The growth cycle of the vines:

The vine buds started to open early as a result of mild temperatures at the end of winter. We were subsequently obliged to protect against frost in the more exposed zones, where the use of special "candles" to generate heat enabled us to avoid the risk of damage.    

Spring showers fell just at the right moment, picking up where the autumn and early winter rains had left off, guaranteeing a good supply of minerals essential for the growth and development of the leaf canopy (the “motor” of photosynthesis, necessary for ripening).  

Flowering was late and slow to develop this year, and this had a knock-on effect on the grapes changing colour and ripening, confirmed by the first maturity checks that indicated a lag of 7-10 days compared to 2018.  

Vineyard management:

Our respect for certain fundamental principles allows us to be very optimistic about the 2019 vintage:

·         Grape varieties adapted to the terroir

·         Employing (certified) biodynamic farming methods

·         Simple, traditional methods for tending the soil using techniques that encourage life and limit competition between vines and cover crops (the old saying “hoeing once is better than watering twice” is more pertinent than ever this year).

·         Stimulating nutrition by applying organic manure to the soil and biodynamic preparations on leaves (dung and horn silica, tisanes and essential oils).
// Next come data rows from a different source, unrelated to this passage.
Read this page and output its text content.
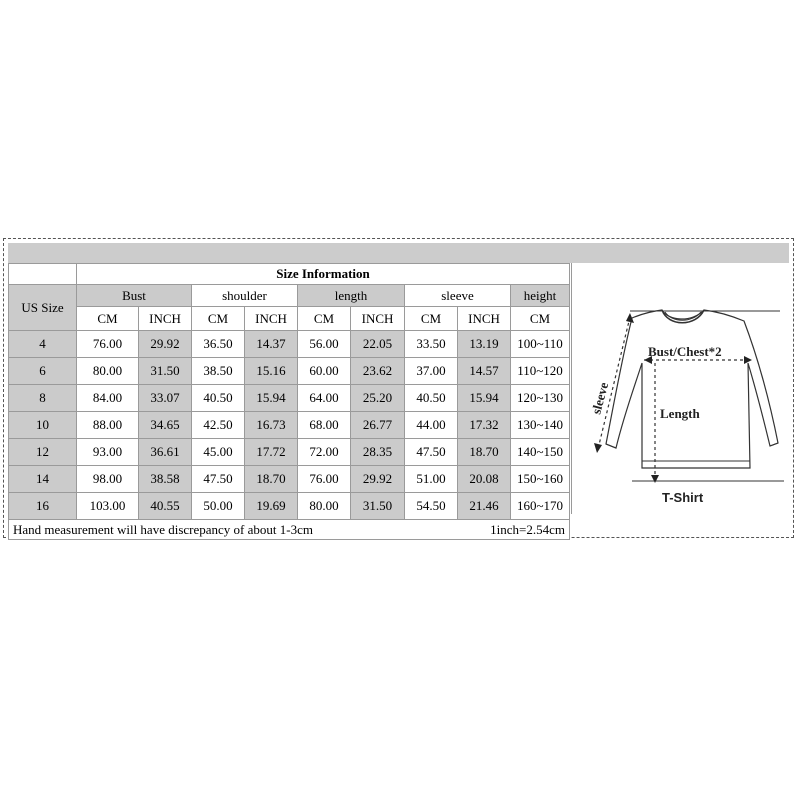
	Size Information								
US Size	Bust		shoulder		length		sleeve		height
	CM	INCH	CM	INCH	CM	INCH	CM	INCH	CM
4	76.00	29.92	36.50	14.37	56.00	22.05	33.50	13.19	100~110
6	80.00	31.50	38.50	15.16	60.00	23.62	37.00	14.57	110~120
8	84.00	33.07	40.50	15.94	64.00	25.20	40.50	15.94	120~130
10	88.00	34.65	42.50	16.73	68.00	26.77	44.00	17.32	130~140
12	93.00	36.61	45.00	17.72	72.00	28.35	47.50	18.70	140~150
14	98.00	38.58	47.50	18.70	76.00	29.92	51.00	20.08	150~160
16	103.00	40.55	50.00	19.69	80.00	31.50	54.50	21.46	160~170

Hand measurement will have discrepancy of about 1-3cm 1inch=2.54cm									
Bust/Chest*2
Length
sleeve
T-Shirt
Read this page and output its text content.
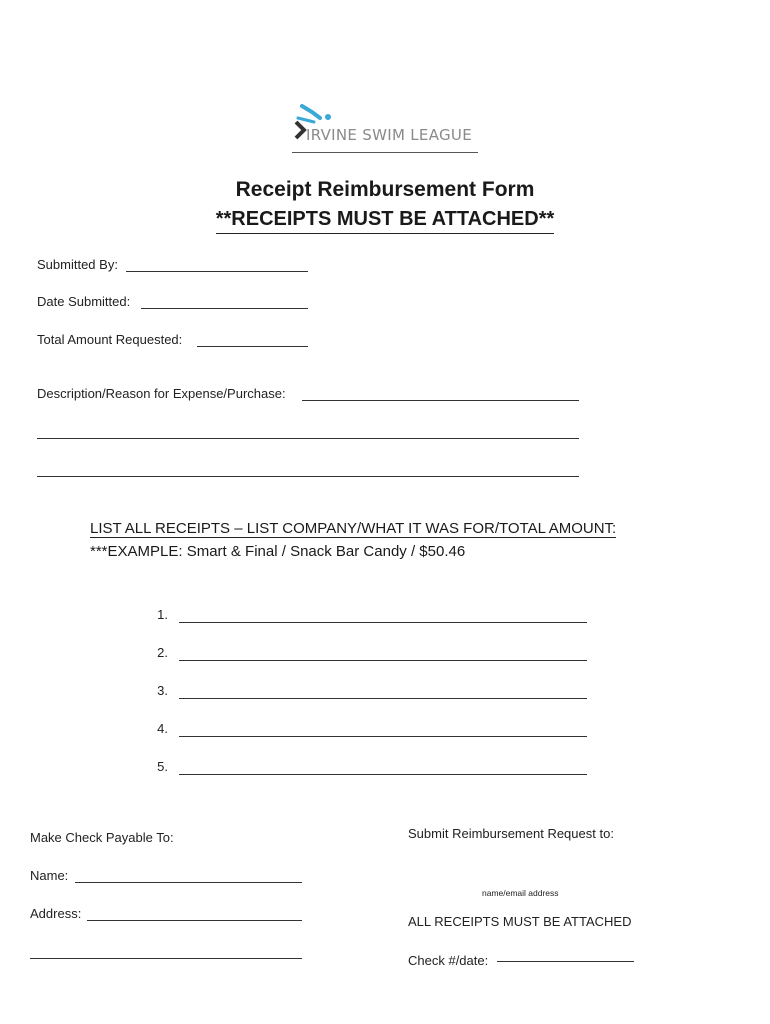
IRVINE SWIM LEAGUE
Receipt Reimbursement Form
**RECEIPTS MUST BE ATTACHED**
Submitted By:
Date Submitted:
Total Amount Requested:
Description/Reason for Expense/Purchase:
LIST ALL RECEIPTS – LIST COMPANY/WHAT IT WAS FOR/TOTAL AMOUNT:
***EXAMPLE: Smart & Final / Snack Bar Candy / $50.46
1.
2.
3.
4.
5.
Make Check Payable To:
Name:
Address:
Submit Reimbursement Request to:
name/email address
ALL RECEIPTS MUST BE ATTACHED
Check #/date:
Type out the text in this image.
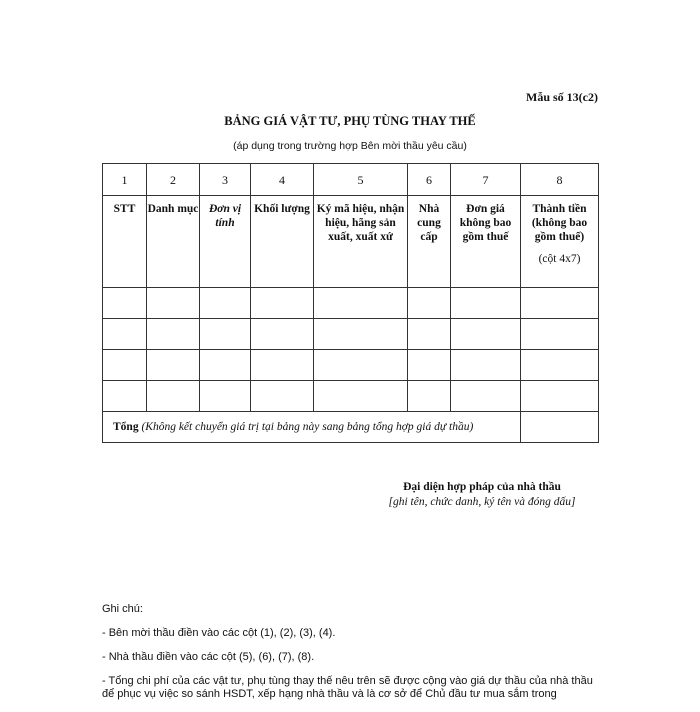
Mẫu số 13(c2)
BẢNG GIÁ VẬT TƯ, PHỤ TÙNG THAY THẾ
(áp dụng trong trường hợp Bên mời thầu yêu cầu)
1	2	3	4	5	6	7	8
STT	Danh mục	Đơn vị tính	Khối lượng	Ký mã hiệu, nhận hiệu, hãng sản xuất, xuất xứ	Nhà cung cấp	Đơn giá không bao gồm thuế	Thành tiền (không bao gồm thuế)
(cột 4x7)

Tổng (Không kết chuyển giá trị tại bảng này sang bảng tổng hợp giá dự thầu)							
Đại diện hợp pháp của nhà thầu
[ghi tên, chức danh, ký tên và đóng dấu]
Ghi chú:
- Bên mời thầu điền vào các cột (1), (2), (3), (4).
- Nhà thầu điền vào các cột (5), (6), (7), (8).
- Tổng chi phí của các vật tư, phụ tùng thay thế nêu trên sẽ được cộng vào giá dự thầu của nhà thầu để phục vụ việc so sánh HSDT, xếp hạng nhà thầu và là cơ sở để Chủ đầu tư mua sắm trong
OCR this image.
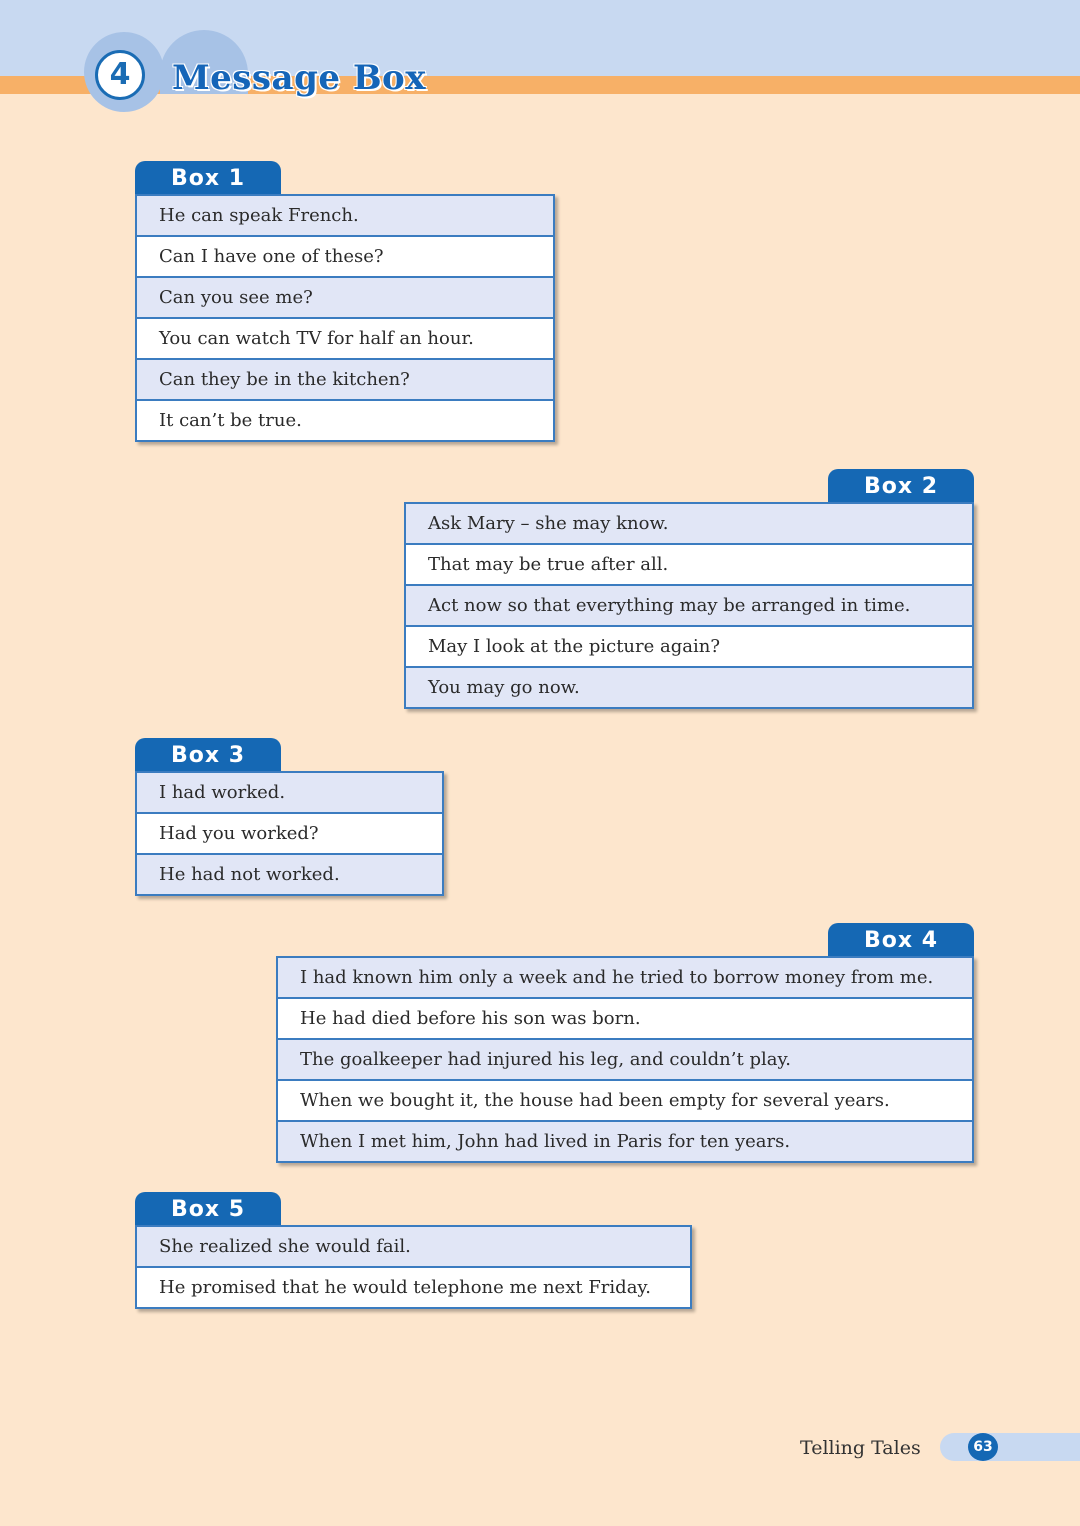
4	Message Box
Box 1
He can speak French.
Can I have one of these?
Can you see me?
You can watch TV for half an hour.
Can they be in the kitchen?
It can’t be true.
Box 2
Ask Mary – she may know.
That may be true after all.
Act now so that everything may be arranged in time.
May I look at the picture again?
You may go now.
Box 3
I had worked.
Had you worked?
He had not worked.
Box 4
I had known him only a week and he tried to borrow money from me.
He had died before his son was born.
The goalkeeper had injured his leg, and couldn’t play.
When we bought it, the house had been empty for several years.
When I met him, John had lived in Paris for ten years.
Box 5
She realized she would fail.
He promised that he would telephone me next Friday.
Telling Tales	63
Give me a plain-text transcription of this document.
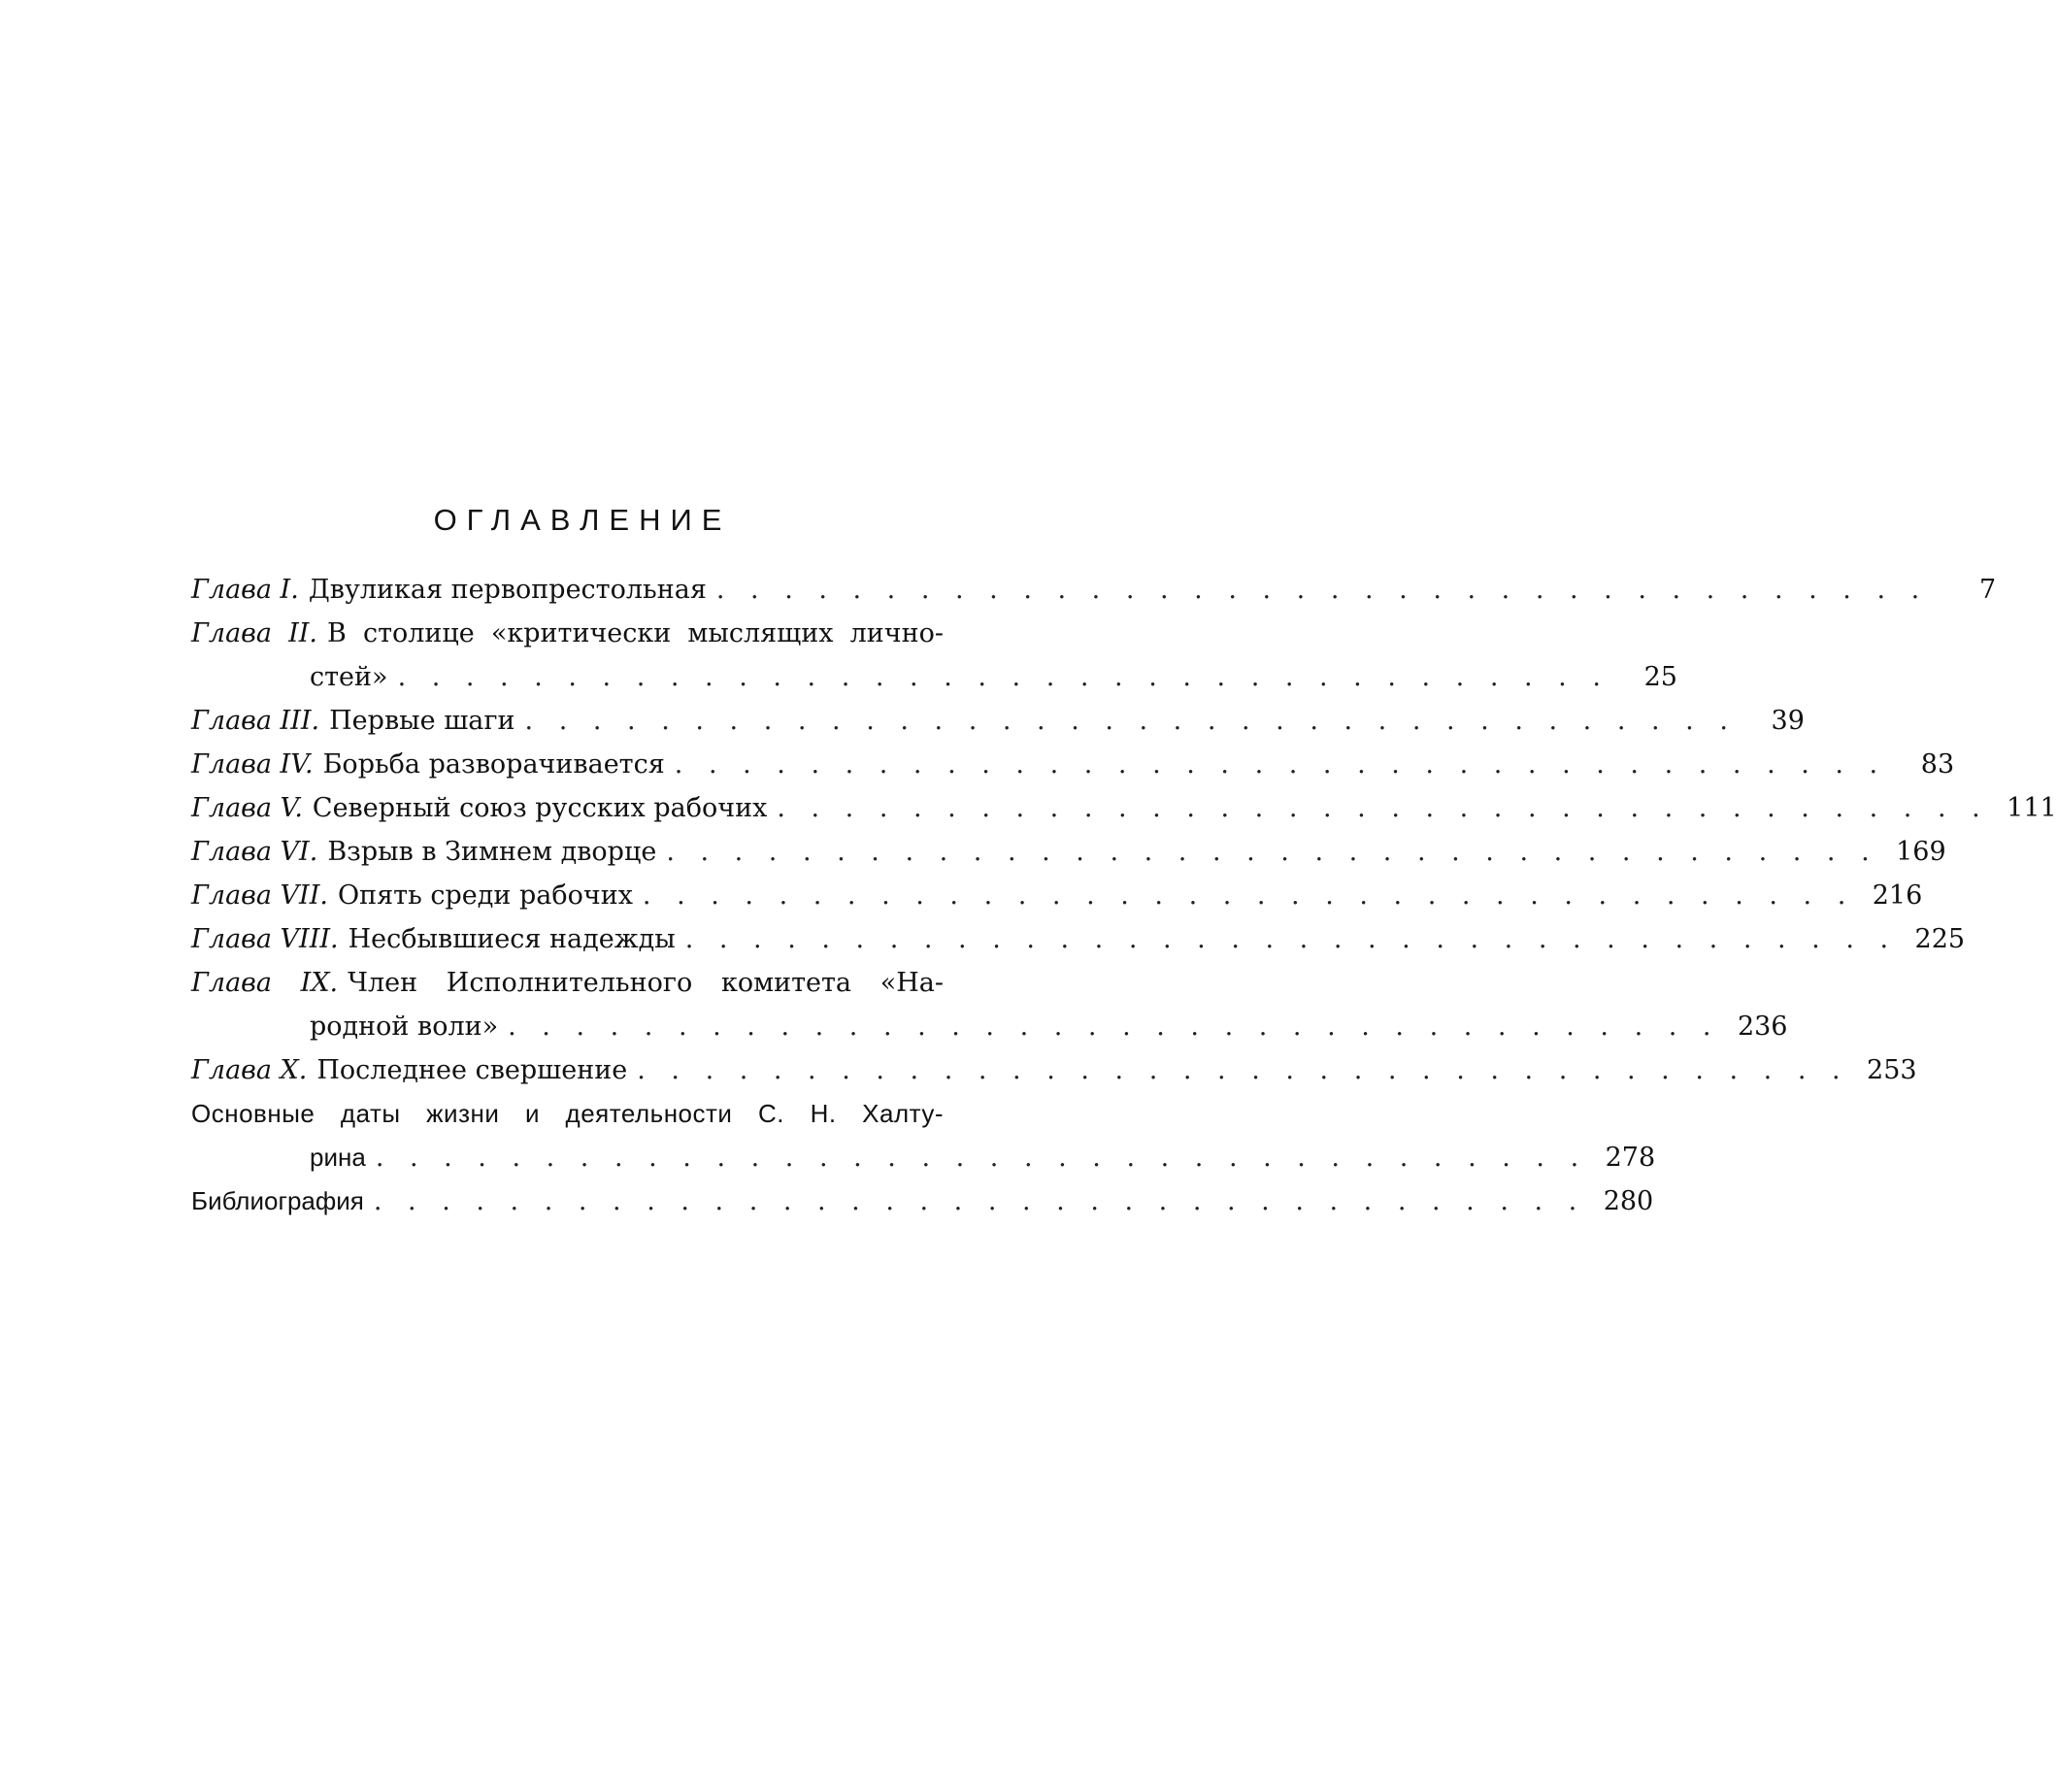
ОГЛАВЛЕНИЕ
Глава I. Двуликая первопрестольная . . .	7
Глава II. В столице «критически мыслящих лично-
стей» . . .	25
Глава III. Первые шаги . . .	39
Глава IV. Борьба разворачивается . . .	83
Глава V. Северный союз русских рабочих . . .	111
Глава VI. Взрыв в Зимнем дворце . . .	169
Глава VII. Опять среди рабочих . . .	216
Глава VIII. Несбывшиеся надежды . . .	225
Глава IX. Член Исполнительного комитета «На-
родной воли» . . .	236
Глава X. Последнее свершение . . .	253
Основные даты жизни и деятельности С. Н. Халту-
рина . . .	278
Библиография . . .	280
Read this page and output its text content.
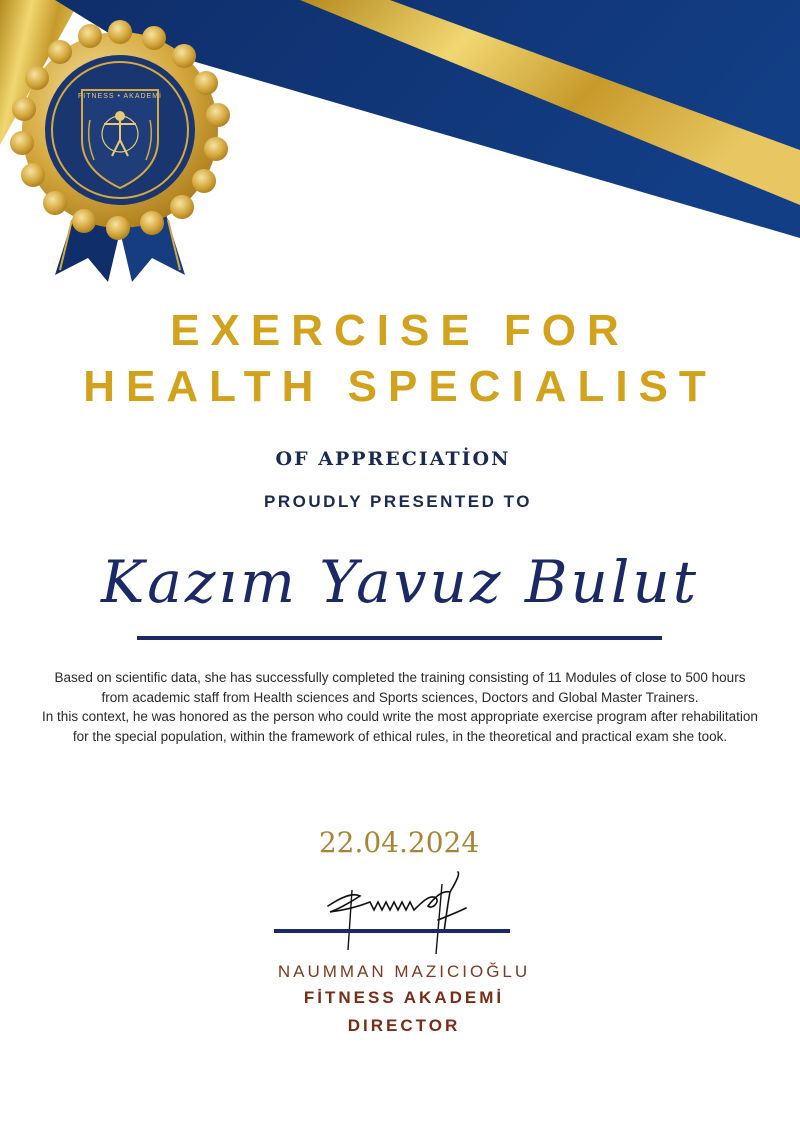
FITNESS • AKADEMİ
EXERCISE FOR
HEALTH SPECIALIST
OF APPRECIATİON
PROUDLY PRESENTED TO
Kazım Yavuz Bulut

Based on scientific data, she has successfully completed the training consisting of 11 Modules of close to 500 hours from academic staff from Health sciences and Sports sciences, Doctors and Global Master Trainers.

In this context, he was honored as the person who could write the most appropriate exercise program after rehabilitation for the special population, within the framework of ethical rules, in the theoretical and practical exam she took.

22.04.2024
NAUMMAN MAZICIOĞLU
FİTNESS AKADEMİ
DIRECTOR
·         Controlling and adjusting yields and foliage cover depending on the needs and potential of each grape variety/terroir pairing.

This year biodynamic preparations played a particularly important role in supporting harmonious growth and stimulating the vines’ natural defences in the face of frost, hail, hydric stress and pests.

They were applied depending on the season and the alignment of the planets: Maria Thun dung compost, cow-horn manure, horn silica, Valerian, Horsetail, Nettle, Oak bark …

Applications of biodynamic preparations (cow-horn manure and tisanes) helped stimulate the vitality of the foliage.  And during periods of heatwave we were careful to reduce the use of sulphur which can ‘burn’ the leaves when temperatures are high.

The vines are in excellent health, but we remain vigilant and attentive, as always, with daily inspections of each plot. Careful monitoring and precision work allow us to care for each individual vine in the very best conditions, right up to the moment of picking.

An excellent vintage:

Current conditions offer the promise of an excellent vintage, for what we are seeing is an ideal ratio between the number of bunches and leaf cover. The grapes are in excellent health, with a fully functioning leaf canopy (with no mineral deficiencies). We will take care, as we do every year, to ensure that good levels of maturity are attained on each plot, and we will exercise patience during the harvest which will most probably finish at the end of October.